30,000 have been placed on record. It cannot be said that apart from the medical bills of medicines, there was no other expenditure. To say that for about 15 months the father of the claimant might have spent Rs’. 70,000 cannot be said to be too excessive which quantifies the admission, medicines, operations and many misc. expenditures. The statement of the father can be believed to the effect that for taking the girl to the hospital, he had to spend on taxis and for that if an amount of Rs. 15,000 has been claimed, it cannot be said to be excessive.
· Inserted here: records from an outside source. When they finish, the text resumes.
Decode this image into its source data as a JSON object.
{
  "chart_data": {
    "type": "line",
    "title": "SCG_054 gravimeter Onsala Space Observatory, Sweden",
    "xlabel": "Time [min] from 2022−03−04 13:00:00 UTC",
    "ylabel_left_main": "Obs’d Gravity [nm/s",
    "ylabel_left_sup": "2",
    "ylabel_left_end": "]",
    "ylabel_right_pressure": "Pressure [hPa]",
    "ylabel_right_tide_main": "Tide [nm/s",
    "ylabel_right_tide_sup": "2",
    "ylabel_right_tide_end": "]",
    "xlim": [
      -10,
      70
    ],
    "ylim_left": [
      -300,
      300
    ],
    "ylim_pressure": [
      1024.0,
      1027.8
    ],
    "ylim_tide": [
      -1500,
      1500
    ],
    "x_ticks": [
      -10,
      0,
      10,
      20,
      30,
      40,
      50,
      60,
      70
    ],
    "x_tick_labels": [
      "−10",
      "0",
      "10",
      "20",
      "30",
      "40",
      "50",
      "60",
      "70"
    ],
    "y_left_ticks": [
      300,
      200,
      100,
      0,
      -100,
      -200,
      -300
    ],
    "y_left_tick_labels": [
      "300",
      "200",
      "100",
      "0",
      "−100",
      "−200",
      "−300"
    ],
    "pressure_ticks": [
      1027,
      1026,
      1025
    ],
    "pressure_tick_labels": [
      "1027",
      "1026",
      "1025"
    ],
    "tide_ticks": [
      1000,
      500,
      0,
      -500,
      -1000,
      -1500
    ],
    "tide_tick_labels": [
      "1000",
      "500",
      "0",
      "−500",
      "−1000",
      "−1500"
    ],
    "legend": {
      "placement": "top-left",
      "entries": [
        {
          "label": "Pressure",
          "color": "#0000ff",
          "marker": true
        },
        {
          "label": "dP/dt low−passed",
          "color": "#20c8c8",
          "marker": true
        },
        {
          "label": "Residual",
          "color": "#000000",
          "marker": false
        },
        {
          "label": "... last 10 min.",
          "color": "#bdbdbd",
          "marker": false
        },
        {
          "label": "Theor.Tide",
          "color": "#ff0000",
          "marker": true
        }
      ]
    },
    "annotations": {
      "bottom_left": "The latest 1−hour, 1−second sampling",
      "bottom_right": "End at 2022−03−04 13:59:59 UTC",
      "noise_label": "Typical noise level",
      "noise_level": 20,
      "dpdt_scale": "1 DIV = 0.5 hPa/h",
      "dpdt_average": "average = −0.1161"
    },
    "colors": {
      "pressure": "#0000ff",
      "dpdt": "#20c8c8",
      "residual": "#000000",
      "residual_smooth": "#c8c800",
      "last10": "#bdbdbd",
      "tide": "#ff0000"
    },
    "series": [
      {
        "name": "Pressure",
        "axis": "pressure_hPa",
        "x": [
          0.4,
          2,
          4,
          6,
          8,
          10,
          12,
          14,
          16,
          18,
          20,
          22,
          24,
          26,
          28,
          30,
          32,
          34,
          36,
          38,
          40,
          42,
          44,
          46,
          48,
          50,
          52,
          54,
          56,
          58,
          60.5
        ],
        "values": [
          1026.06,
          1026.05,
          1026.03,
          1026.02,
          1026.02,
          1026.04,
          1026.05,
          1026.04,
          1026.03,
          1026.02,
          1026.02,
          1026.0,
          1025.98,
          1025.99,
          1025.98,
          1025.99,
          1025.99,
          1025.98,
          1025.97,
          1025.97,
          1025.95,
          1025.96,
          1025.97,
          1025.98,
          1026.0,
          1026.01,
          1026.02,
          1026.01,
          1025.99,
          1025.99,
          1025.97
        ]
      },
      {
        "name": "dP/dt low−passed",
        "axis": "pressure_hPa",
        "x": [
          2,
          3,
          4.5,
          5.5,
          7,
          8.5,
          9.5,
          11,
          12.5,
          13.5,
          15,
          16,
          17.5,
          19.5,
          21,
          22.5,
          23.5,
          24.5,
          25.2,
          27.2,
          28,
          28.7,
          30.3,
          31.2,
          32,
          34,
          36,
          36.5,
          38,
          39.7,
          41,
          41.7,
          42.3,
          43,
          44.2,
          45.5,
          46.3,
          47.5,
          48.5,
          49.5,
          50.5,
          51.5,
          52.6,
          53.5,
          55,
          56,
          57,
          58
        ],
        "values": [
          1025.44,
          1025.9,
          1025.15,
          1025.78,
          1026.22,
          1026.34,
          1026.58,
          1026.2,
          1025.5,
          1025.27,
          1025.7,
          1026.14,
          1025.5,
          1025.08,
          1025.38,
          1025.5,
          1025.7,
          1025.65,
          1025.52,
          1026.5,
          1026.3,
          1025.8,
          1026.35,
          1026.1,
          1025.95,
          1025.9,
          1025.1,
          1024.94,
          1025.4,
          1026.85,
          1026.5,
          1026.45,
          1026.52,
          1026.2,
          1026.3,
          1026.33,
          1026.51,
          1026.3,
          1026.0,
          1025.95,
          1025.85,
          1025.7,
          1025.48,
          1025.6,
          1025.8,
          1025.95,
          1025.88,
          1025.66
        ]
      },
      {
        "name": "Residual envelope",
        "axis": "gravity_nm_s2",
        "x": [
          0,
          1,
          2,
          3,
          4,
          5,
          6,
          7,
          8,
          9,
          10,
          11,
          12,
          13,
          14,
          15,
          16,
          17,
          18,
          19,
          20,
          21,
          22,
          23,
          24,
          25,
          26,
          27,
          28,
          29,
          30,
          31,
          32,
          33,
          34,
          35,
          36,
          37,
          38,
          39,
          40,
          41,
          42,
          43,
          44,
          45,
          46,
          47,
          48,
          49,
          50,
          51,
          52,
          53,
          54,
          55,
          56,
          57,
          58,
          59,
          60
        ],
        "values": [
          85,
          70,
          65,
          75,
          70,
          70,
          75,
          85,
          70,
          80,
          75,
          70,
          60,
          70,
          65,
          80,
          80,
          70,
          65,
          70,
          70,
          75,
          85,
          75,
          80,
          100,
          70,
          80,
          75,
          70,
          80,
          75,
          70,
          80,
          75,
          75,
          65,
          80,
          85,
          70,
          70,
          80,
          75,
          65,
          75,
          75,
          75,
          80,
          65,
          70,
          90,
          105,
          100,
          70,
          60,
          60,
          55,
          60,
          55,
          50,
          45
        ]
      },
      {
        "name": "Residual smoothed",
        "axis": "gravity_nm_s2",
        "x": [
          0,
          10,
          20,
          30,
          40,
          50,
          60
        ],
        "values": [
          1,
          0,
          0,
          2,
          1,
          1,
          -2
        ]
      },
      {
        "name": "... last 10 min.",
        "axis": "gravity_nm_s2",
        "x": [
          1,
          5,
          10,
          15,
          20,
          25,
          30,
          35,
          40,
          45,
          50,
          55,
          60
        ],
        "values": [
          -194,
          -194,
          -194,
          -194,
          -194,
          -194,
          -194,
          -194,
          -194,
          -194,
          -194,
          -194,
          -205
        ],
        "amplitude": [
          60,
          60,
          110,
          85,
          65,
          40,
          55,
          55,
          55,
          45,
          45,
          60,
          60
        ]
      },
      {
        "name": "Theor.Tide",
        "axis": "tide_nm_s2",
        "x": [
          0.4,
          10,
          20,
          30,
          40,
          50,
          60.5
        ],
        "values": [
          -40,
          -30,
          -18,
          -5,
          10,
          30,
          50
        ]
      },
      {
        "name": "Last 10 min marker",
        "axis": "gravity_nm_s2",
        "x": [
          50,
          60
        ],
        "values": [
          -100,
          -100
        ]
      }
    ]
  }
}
For special diet and other care and help from other persons, an amount of Rs. 20,000 is considered to be justified amount. 14. Now coming to the non-pecuniary damage done to the girl, for the reasons that the girl has to suffer for whole life because of shortening of leg, which is supposed to be permanent disablement and seeing the age of the girl, in my opinion, the minimum compensation which could have been given in such a case could not be less than Rs. 3,00,000 as was held by Punjab & Haryana High Court in Swatantra Kumar Lamba v. Sheila Didi 1988 ACJ 74 (P&H). For the injuries, pain and agony, in my opinion another amount of Rs. 50,000 is required to be added. 15. For the above said discussions and the reasons, the award is enhanced to Rs. 4,55,000 which shall bear the interest at the rate given by the Tribunal. The difference of amount after adjustment of the amount already paid shall be deposited in the FDRs and in the name of the claimant herself , who has by now become major, in one of the scheduled/nationalised bank initially for a period of three years. However, the interest can be withdrawn by the parties for meeting day-to-day expenses if so required. The misc. appeal is allowed and disposed of accordingly. The record of the trial court be sent back immediately.